Had to change ball joints & inner tie rod ends for PA state inspection.
Air Filter was also changed.


----------



## dieselss (Jan 3, 2008)

What's coolant look like? And what does the degas bottle look like? Axles, t-case, trans fluid. Brake fluid. And a general inspection of the tk


----------



## dieselss (Jan 3, 2008)

I know t-stat and water pump are semi normal....motor mounts and exhaust studs. Oil dipstick tubes as well


----------



## 70monte (Feb 5, 2008)

What does the owner's manual say to do at the 75,000 mile service?

Wayne


----------



## tuney443 (Jun 25, 2006)

The owner's manual is about as clear as mud regarding specific mileage maintenance schedules.If you haven't done so already,or it was awhile ago,I would change fluids in both axles,TC,tranny,flush both your power steering and brakes,check your spark plugs and Dex-cool,might want to change those now.
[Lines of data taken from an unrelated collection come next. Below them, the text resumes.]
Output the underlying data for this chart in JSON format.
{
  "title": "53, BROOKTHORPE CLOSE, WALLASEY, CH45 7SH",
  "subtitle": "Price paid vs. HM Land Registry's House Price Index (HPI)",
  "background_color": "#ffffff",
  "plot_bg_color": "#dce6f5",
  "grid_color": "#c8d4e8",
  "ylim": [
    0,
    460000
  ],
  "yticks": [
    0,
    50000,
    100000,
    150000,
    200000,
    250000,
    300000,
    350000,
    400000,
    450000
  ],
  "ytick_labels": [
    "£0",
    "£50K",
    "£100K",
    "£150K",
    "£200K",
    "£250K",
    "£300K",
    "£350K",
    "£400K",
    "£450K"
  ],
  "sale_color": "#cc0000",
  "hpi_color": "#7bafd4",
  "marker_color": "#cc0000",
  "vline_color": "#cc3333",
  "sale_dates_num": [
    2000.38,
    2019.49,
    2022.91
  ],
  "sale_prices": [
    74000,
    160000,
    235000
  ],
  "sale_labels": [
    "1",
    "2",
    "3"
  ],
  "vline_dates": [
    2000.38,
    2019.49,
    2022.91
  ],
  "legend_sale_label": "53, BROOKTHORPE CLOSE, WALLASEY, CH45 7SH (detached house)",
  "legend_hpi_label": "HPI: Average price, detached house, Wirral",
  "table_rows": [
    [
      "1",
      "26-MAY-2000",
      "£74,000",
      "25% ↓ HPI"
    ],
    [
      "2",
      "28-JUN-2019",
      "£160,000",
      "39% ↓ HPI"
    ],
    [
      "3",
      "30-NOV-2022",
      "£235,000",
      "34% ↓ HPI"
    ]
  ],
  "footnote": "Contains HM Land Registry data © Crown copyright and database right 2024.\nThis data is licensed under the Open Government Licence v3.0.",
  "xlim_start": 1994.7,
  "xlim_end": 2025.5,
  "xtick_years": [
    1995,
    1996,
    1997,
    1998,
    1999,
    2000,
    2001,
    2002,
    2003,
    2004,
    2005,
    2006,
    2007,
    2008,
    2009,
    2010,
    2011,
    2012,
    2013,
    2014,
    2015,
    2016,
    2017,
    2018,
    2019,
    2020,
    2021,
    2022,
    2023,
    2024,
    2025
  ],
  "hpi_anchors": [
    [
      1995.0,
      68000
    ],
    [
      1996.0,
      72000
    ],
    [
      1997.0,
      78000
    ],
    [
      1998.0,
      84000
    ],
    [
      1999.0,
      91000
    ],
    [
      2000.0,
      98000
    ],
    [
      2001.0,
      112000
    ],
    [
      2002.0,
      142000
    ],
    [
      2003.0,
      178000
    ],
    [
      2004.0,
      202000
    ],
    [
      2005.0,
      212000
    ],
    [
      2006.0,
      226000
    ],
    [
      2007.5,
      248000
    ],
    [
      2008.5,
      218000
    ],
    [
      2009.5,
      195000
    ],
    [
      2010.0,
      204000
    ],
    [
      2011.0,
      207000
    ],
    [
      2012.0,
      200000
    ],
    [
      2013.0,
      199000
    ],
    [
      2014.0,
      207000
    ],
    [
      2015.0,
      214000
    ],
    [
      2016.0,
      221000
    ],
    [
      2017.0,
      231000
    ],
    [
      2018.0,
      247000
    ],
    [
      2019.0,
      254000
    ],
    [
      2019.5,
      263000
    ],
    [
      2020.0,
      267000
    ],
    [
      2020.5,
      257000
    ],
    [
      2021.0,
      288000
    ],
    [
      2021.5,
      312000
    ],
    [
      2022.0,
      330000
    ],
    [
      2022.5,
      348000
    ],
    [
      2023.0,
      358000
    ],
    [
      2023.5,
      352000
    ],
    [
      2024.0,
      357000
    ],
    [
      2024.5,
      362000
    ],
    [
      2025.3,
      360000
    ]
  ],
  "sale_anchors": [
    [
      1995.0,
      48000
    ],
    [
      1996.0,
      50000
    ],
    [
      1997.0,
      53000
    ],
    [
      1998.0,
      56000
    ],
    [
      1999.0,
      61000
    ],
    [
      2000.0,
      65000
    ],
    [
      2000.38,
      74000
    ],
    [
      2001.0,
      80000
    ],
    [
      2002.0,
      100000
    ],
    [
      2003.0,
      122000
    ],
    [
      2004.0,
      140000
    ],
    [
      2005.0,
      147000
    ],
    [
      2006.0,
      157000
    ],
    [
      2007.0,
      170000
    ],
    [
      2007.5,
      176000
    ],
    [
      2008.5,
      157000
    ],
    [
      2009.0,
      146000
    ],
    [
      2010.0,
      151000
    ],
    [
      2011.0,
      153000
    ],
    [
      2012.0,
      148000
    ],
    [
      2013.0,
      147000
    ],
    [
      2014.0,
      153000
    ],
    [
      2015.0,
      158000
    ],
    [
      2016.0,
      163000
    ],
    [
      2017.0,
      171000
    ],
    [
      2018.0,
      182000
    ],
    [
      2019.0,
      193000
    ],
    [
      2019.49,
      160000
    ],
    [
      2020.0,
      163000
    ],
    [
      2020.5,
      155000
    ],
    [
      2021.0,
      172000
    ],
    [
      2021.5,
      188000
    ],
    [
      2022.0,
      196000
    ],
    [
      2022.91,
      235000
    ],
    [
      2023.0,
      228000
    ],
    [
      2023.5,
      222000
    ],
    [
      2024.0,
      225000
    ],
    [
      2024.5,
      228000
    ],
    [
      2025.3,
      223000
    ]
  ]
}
I take it you're greasing your 11 zerk fittings every other oil change at a minimum?


----------



## TomsSnowPlowING (Jan 11, 2011)

What owner's manual? 
I got the truck used back in July 15 of 2011. From an action. For $12,000.
It had 54,000 miles on it.


----------



## TomsSnowPlowING (Jan 11, 2011)

It did not come with an owner's manual


----------



## TomsSnowPlowING (Jan 11, 2011)

Is there a 2004 Chevrolet Truck Silverado 2500HD 4WD 6.0L SFI 8cyl. web site for a Owner's manual down load.


----------



## dieselss (Jan 3, 2008)

I would do all fluids,,,,and then a throughro inspection. Sometimes just going by the miles ain't the best thing


----------



## SnowplowingLady (Nov 23, 2009)

Here you go downloadable Owner's manual many more where that came from.
http://www.silveradosierra.com/down...rs_manual/2004_chevrolet_silverado_owners.pdf


----------



## SnowplowingLady (Nov 23, 2009)

others
http://www.silveradosierra.com/owners-manuals/


----------